Ilya gazed at his mother while he waited, knowing that this wouldn’t last. He would wake up, she would disappear. But still he wanted her to meet Shane.

Shane was taking his fucking time. There was no sign of him when Ilya looked back at the house, and he began to panic.

Irina patted his hand. She was still smiling, but it looked pained. Her skin was tinged with gray.

“No,” Ilya said. “Wait. He will be here.”

An annoying bird started chirping loudly nearby, and Ilya gripped his mother’s hand more tightly. “Just...wait. Don’t go.”

Everything dissolved. The bird turned into Ilya’s alarm, and Ilya found himself in Shane’s bed in Montreal.

He snarled at his phone as he turned off the alarm, then scrunched his eyes closed, trying to get the dream back.

It was gone.

He stretched out one hand, searching for Shane, but found his half of the bed empty. And cold.

Jesus, how long had Shane been awake?

It was the first day of that summer’s charity hockey camps, so Ilya shouldn’t be surprised Shane had gotten an early start. He supposed he should get out of bed and find him.

He rolled to his back and exhaled loudly, trying to release the vortex of feelings that the dreams always churned up inside him. The joy of seeing his mother again, the heartbreak of realizing it wasn’t real, and the frustration of Shane not moving fast enough. Of not caring enough. It was this last emotion that Ilya needed to shake off most of all, because it was ridiculous. Shane cared. Shane cared enough that he’d suggested naming their charity after Ilya’s mother.

He threw on a pair of sweatpants and headed to the kitchen. He found Shane sitting at the kitchen table, already wearing a camp-branded polo shirt, studying his laptop screen through his glasses.

“Good morning,” Ilya said.

“Hey,” Shane said without looking away from the screen. “Just going over the medical forms for the kids. There are so many different things. A couple of the kids are allergic to eggs.”

“Then we won’t throw eggs at them.”

“It’s serious! What if something goes wrong?”

“Nothing did last year.”

“I know, but it still could.”

Ilya crossed the room and stopped directly behind him. He put his hands on Shane’s shoulders and squeezed gently. “It will probably happen, someone getting sick or hurt. But it will be okay. Is hockey. And kids.”

He combed his fingers through the long strands at the back of Shane’s head. Ilya liked it long; he’d liked the way it matched Shane’s transformation when they were alone together by the lake, relaxed and even a bit silly.

Shane rubbed his eyes under his glasses. “I don’t want this week to be a disaster.”
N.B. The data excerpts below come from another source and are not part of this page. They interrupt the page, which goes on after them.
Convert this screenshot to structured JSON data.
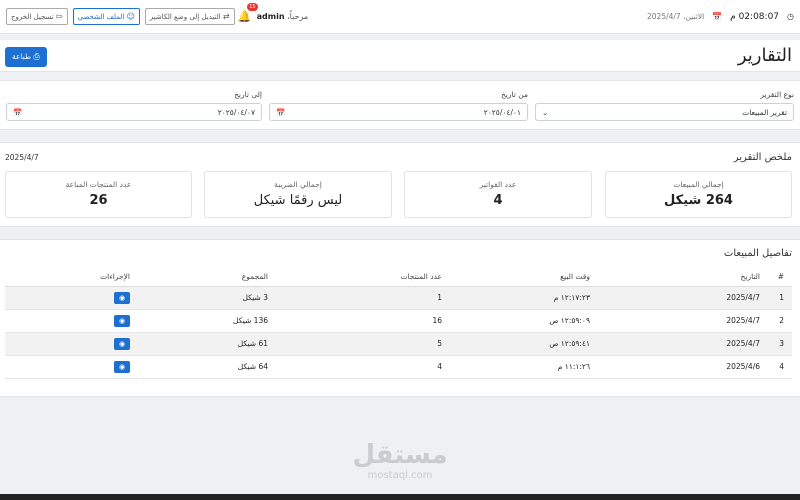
{
  "topbar": {
    "time": "02:08:07 م",
    "date_label": "الاثنين، 2025/4/7",
    "welcome_prefix": "مرحباً،",
    "username": "admin",
    "notif_count": "15",
    "switch_cashier": "التبديل إلى وضع الكاشير",
    "profile": "الملف الشخصي",
    "logout": "تسجيل الخروج"
  },
  "header": {
    "title": "التقارير",
    "print": "طباعة"
  },
  "filters": {
    "report_type_label": "نوع التقرير",
    "report_type_value": "تقرير المبيعات",
    "from_label": "من تاريخ",
    "from_value": "٢٠٢٥/٠٤/٠١",
    "to_label": "إلى تاريخ",
    "to_value": "٢٠٢٥/٠٤/٠٧"
  },
  "summary": {
    "title": "ملخص التقرير",
    "date": "2025/4/7",
    "cards": [
      {
        "label": "إجمالي المبيعات",
        "value": "264 شيكل"
      },
      {
        "label": "عدد الفواتير",
        "value": "4"
      },
      {
        "label": "إجمالي الضريبة",
        "value": "ليس رقمًا شيكل"
      },
      {
        "label": "عدد المنتجات المباعة",
        "value": "26"
      }
    ]
  },
  "details": {
    "title": "تفاصيل المبيعات",
    "headers": [
      "#",
      "التاريخ",
      "وقت البيع",
      "عدد المنتجات",
      "المجموع",
      "الإجراءات"
    ],
    "rows": [
      [
        "1",
        "2025/4/7",
        "١٢:١٧:٢٣ م",
        "1",
        "3 شيكل"
      ],
      [
        "2",
        "2025/4/7",
        "١٢:٥٩:٠٩ ص",
        "16",
        "136 شيكل"
      ],
      [
        "3",
        "2025/4/7",
        "١٢:٥٩:٤١ ص",
        "5",
        "61 شيكل"
      ],
      [
        "4",
        "2025/4/6",
        "١١:١:٢٦ م",
        "4",
        "64 شيكل"
      ]
    ]
  },
  "watermark": {
    "arabic": "مستقل",
    "latin": "mostaql.com"
  },
  "colors": {
    "primary": "#1d6fd1",
    "alert": "#e33333"
  }
}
“You are worrying too much.”

“Easy for you to say,” Shane grumbled. “Your mom hasn’t been texting all week with stressful details about this damn camp.”

Ilya’s hands dropped to his sides. “No,” he said quietly. “She has not.”

It was early, and Shane had probably barely slept and was tied into even more knots than usual, so Ilya decided to let the insensitive comment go. He knew Shane hadn’t meant anything by it. Just like he knew he couldn’t be mad at him for never rushing outside to meet Ilya’s mother in his recurring dreams.